あらかじめ予約する際のウェブサイトにそう書いてあったのだから、承知していたこととはいえ、やっぱり観客はぼくひとりきりだった。案内してくれる女の人(桒野有香)とともに扉をくぐると、そこは小さく暗く細長い空間。指差すほうに椅子があり、座ると左右に耳とちょうど同じ高さのスピーカがこちらを挟むように設置してあった。案内を終えた女の人は向かい端でこちらに顔を向け、椅子に腰掛ける。薄暗い。程なくして目の前の女の人ではなくスピーカからの声。「私の声が聞こえますか?」つい「はい(聞こえてますよ)」と答えそうになるが、ここは「観客」でいるべきなのだろう。それにしても「私」とは誰のことか? 誰の声か? それよりも「私」が誰かが気になる。「私」の主は判然としないのだが、声は執拗に語りかけてくる。空間は薄く暗い。なんだか、目の前の女の人が肖像画に見えてくる。彼女が「私」ではないことはスピーカの位置から判断できる。でも、ならば一層「私」とは誰なのだろう。今度は声の主が男(飴屋法水の声だ!)に変わる。彼も「私」と言う。しかも「あなた」と語りかけもする。「あなた」はきっとぼくではない。
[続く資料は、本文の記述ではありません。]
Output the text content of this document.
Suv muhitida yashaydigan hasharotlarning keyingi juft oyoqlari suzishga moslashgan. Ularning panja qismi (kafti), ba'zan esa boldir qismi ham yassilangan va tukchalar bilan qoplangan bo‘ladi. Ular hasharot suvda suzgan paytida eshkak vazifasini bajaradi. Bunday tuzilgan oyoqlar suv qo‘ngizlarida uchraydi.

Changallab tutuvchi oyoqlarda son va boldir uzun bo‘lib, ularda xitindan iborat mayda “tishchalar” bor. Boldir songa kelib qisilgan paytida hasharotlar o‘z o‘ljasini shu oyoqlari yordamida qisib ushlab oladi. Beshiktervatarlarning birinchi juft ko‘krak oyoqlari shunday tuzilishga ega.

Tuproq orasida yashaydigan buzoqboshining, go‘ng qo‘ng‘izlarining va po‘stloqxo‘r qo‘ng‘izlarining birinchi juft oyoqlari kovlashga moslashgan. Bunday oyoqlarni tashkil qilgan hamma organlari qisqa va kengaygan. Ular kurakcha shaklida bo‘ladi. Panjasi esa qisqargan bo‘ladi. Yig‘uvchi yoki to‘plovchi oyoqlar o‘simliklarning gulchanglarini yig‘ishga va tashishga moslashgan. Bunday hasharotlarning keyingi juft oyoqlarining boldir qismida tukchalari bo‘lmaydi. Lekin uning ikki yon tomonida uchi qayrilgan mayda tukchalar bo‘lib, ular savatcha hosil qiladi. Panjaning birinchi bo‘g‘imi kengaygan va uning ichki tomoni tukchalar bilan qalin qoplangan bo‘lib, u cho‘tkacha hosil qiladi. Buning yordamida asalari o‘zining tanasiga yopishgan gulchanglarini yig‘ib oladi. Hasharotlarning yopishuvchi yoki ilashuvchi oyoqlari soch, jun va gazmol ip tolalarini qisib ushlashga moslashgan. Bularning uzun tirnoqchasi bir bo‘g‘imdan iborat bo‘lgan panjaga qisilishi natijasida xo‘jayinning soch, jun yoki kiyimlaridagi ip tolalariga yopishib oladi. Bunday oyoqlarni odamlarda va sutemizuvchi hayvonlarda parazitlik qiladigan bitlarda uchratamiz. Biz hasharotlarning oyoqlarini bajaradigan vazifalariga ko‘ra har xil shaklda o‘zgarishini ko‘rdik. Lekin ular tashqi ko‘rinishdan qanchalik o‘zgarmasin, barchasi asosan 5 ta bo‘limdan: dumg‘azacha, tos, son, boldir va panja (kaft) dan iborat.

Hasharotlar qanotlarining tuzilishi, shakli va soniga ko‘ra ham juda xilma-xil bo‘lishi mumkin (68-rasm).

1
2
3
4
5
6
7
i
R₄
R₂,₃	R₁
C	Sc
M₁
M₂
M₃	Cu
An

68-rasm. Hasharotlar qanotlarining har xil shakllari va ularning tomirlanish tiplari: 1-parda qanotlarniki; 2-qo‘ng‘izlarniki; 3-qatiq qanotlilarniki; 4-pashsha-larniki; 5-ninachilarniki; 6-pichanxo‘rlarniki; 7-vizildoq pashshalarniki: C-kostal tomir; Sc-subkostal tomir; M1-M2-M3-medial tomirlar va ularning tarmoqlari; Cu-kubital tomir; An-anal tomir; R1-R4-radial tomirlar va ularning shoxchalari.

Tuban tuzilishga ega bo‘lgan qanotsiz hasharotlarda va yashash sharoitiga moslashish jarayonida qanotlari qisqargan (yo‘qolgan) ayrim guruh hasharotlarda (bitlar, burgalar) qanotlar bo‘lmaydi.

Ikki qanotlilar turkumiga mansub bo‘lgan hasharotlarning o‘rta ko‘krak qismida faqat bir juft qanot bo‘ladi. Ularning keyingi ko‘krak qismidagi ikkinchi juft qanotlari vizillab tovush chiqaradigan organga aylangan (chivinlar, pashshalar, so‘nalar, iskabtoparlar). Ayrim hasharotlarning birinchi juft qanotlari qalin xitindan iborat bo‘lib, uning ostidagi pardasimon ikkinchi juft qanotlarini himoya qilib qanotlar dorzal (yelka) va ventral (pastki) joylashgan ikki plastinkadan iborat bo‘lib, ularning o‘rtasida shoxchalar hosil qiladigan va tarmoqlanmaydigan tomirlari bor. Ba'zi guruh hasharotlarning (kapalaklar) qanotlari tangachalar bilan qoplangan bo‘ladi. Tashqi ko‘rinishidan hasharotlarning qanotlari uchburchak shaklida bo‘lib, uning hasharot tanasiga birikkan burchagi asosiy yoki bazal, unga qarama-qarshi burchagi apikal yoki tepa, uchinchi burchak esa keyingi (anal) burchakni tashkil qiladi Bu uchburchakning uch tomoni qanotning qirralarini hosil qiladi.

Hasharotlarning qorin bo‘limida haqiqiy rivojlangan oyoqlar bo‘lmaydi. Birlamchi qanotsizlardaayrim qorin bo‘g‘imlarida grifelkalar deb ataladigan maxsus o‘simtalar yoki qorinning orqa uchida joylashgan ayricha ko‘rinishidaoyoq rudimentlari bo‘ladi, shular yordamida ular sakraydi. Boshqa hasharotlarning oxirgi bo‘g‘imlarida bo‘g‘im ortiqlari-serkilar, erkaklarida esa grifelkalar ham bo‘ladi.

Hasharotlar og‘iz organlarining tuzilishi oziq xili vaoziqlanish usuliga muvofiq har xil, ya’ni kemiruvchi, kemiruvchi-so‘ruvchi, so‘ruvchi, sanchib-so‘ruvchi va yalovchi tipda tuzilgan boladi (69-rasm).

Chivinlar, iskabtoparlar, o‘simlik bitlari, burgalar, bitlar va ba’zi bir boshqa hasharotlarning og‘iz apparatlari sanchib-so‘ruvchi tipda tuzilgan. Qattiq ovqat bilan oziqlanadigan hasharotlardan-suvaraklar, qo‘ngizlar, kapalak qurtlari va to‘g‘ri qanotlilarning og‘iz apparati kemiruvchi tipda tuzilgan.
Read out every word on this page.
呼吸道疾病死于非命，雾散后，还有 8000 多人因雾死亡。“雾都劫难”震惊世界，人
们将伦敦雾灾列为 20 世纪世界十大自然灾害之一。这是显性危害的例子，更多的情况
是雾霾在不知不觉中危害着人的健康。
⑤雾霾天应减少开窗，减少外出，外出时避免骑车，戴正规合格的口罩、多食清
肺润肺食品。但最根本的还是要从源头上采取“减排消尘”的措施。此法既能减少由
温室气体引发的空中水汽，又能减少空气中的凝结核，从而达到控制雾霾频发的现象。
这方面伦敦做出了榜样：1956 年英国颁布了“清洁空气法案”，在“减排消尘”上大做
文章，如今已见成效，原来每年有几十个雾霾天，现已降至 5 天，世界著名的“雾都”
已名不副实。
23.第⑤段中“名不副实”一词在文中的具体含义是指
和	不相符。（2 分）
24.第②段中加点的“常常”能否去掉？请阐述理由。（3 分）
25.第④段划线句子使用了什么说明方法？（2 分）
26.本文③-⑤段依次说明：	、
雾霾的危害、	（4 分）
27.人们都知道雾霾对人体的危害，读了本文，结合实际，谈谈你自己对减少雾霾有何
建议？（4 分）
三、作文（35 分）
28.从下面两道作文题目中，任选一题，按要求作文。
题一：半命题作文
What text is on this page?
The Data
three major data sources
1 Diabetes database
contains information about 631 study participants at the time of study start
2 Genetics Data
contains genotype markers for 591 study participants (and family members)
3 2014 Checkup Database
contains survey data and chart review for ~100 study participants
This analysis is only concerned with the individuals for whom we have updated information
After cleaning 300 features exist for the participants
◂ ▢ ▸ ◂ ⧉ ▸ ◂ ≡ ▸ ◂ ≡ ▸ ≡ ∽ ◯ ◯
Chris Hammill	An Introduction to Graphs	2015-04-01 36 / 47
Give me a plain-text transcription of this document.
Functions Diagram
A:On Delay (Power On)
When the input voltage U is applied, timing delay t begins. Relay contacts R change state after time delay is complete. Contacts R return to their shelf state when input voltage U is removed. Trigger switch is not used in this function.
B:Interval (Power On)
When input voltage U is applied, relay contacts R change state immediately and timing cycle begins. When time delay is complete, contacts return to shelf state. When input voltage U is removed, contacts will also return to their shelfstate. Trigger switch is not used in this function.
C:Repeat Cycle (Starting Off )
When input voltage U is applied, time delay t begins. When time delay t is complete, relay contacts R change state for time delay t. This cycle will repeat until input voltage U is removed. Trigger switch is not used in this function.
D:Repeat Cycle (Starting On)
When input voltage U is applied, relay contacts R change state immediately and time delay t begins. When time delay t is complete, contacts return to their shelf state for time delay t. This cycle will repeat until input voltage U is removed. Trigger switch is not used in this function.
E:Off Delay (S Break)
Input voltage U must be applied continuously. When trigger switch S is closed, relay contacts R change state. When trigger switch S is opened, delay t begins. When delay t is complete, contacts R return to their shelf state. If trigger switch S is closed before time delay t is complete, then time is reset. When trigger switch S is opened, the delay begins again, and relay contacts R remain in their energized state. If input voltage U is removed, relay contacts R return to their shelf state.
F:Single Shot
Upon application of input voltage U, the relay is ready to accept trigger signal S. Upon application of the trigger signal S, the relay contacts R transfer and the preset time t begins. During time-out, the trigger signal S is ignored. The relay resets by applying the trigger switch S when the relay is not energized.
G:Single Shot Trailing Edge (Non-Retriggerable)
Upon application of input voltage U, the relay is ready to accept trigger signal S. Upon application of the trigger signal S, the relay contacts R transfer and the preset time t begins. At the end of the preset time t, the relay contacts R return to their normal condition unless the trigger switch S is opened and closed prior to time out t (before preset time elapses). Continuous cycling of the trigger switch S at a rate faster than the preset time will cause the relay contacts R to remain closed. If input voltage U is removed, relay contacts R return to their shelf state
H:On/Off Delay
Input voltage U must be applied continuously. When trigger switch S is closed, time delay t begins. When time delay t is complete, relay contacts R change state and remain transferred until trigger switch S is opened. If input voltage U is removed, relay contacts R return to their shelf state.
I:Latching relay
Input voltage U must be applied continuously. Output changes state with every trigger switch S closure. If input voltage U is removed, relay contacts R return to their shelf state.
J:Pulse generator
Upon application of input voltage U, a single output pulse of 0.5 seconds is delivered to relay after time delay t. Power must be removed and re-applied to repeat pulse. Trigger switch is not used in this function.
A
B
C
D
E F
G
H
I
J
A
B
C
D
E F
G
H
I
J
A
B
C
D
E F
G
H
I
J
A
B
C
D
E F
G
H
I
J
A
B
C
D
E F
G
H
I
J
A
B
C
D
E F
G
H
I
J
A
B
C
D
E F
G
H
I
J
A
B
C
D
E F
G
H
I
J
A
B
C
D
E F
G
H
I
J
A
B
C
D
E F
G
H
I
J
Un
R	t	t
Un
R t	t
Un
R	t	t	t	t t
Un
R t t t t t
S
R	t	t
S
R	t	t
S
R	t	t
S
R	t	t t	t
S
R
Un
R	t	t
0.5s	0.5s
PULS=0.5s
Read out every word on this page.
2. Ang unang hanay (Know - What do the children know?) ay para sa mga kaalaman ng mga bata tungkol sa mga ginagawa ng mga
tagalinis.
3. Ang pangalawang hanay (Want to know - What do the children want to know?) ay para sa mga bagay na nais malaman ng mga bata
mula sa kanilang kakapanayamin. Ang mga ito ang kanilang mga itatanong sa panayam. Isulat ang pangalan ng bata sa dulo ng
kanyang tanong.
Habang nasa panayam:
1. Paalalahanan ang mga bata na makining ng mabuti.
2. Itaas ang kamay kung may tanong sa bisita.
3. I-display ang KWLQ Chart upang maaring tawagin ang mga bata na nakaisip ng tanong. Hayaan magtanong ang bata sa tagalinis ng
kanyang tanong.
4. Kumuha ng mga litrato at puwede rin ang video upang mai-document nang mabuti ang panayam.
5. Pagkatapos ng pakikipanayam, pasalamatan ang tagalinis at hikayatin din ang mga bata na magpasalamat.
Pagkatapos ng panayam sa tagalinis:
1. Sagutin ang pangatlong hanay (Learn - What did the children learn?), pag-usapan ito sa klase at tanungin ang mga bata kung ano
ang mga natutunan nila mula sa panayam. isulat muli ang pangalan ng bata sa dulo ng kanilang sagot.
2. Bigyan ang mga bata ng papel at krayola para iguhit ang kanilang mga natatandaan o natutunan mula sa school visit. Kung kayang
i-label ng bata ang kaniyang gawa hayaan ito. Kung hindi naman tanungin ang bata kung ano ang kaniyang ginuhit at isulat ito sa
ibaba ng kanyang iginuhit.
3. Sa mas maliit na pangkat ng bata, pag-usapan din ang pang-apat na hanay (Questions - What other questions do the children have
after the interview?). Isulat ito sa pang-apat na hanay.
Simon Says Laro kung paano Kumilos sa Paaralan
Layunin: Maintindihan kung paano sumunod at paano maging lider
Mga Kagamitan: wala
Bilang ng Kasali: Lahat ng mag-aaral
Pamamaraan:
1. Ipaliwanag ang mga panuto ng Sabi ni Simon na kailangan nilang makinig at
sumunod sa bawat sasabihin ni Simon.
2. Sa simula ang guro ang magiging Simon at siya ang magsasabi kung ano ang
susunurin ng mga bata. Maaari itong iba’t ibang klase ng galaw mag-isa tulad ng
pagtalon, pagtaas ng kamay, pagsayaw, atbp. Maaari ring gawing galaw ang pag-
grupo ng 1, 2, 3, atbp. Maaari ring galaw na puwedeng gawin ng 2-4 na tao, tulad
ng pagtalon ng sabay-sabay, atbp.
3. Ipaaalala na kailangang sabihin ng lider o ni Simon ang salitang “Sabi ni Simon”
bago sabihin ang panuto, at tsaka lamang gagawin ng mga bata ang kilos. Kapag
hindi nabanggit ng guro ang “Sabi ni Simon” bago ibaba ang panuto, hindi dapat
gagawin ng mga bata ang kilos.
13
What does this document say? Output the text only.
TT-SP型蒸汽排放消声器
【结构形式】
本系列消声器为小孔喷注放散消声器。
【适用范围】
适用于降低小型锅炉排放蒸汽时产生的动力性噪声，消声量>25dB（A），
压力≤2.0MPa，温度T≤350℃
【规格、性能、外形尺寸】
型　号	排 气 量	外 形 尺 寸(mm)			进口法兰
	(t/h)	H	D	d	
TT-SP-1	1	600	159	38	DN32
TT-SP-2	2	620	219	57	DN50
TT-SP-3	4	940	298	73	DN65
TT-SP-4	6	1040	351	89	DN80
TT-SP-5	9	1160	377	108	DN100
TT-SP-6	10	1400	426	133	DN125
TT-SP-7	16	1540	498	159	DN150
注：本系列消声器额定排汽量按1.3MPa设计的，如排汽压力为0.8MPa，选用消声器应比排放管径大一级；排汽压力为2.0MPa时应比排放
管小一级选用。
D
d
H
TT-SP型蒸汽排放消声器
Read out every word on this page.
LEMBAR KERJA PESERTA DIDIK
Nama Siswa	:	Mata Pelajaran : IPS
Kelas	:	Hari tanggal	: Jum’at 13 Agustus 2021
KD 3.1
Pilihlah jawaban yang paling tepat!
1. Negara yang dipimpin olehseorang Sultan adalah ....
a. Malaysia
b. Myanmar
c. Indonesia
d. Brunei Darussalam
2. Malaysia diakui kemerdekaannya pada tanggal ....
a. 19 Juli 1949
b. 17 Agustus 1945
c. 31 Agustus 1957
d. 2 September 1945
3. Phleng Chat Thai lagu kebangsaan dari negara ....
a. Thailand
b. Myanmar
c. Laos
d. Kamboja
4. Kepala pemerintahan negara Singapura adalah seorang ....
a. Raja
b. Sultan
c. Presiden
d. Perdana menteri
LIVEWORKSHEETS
なぜなら、この上演は複数回繰り返されている以上、ぼくではない誰かもここに座ってきたはずだし、あるいはこれからここに座るのだから。でも、それにしても、執拗に「あなた」への呟きは繰り返された。ときに「あなた」はぼくに寄り添い、ときにぼくに入り込み、それでいてさらにぼくと距離を取った。声の呼ぶ「あなた」に対して観客が受け取る遠かったり近かったりする感覚があり、それこそこの上演のメタ演劇的本質であろう、そうぼくは思った。生命の存在や死をめぐる話題が、世界や自然のあり方についての考えが、語られる。きっとこれが、再生装置による「声」だけならば、自分がたったひとりの観客であることを多少気軽に思えたことだろうが、目の前に女の人がいる。生身の人の存在は、いまの自分が他人と代替しうるただの観客であるという言い訳めいた思いを、許してくれない。独特の緊張が自分の身を意識させる。ああいつもの観劇の際の「複数の観客の一人」でいるときの、気楽さよ! 闇は、しかし、じつにデリケートにコントロールされた。そのたびに、自分の体に刻まれた記憶が喚起された。複数の声が聞こえているときも、心は繰り返し勝手な像をこしらえては崩した。その体験中に起こるすべての出来事が、この作品なのだ。そうだ、そう断定してしまおう。だって、それを知っているのはぼくしかいないのだから。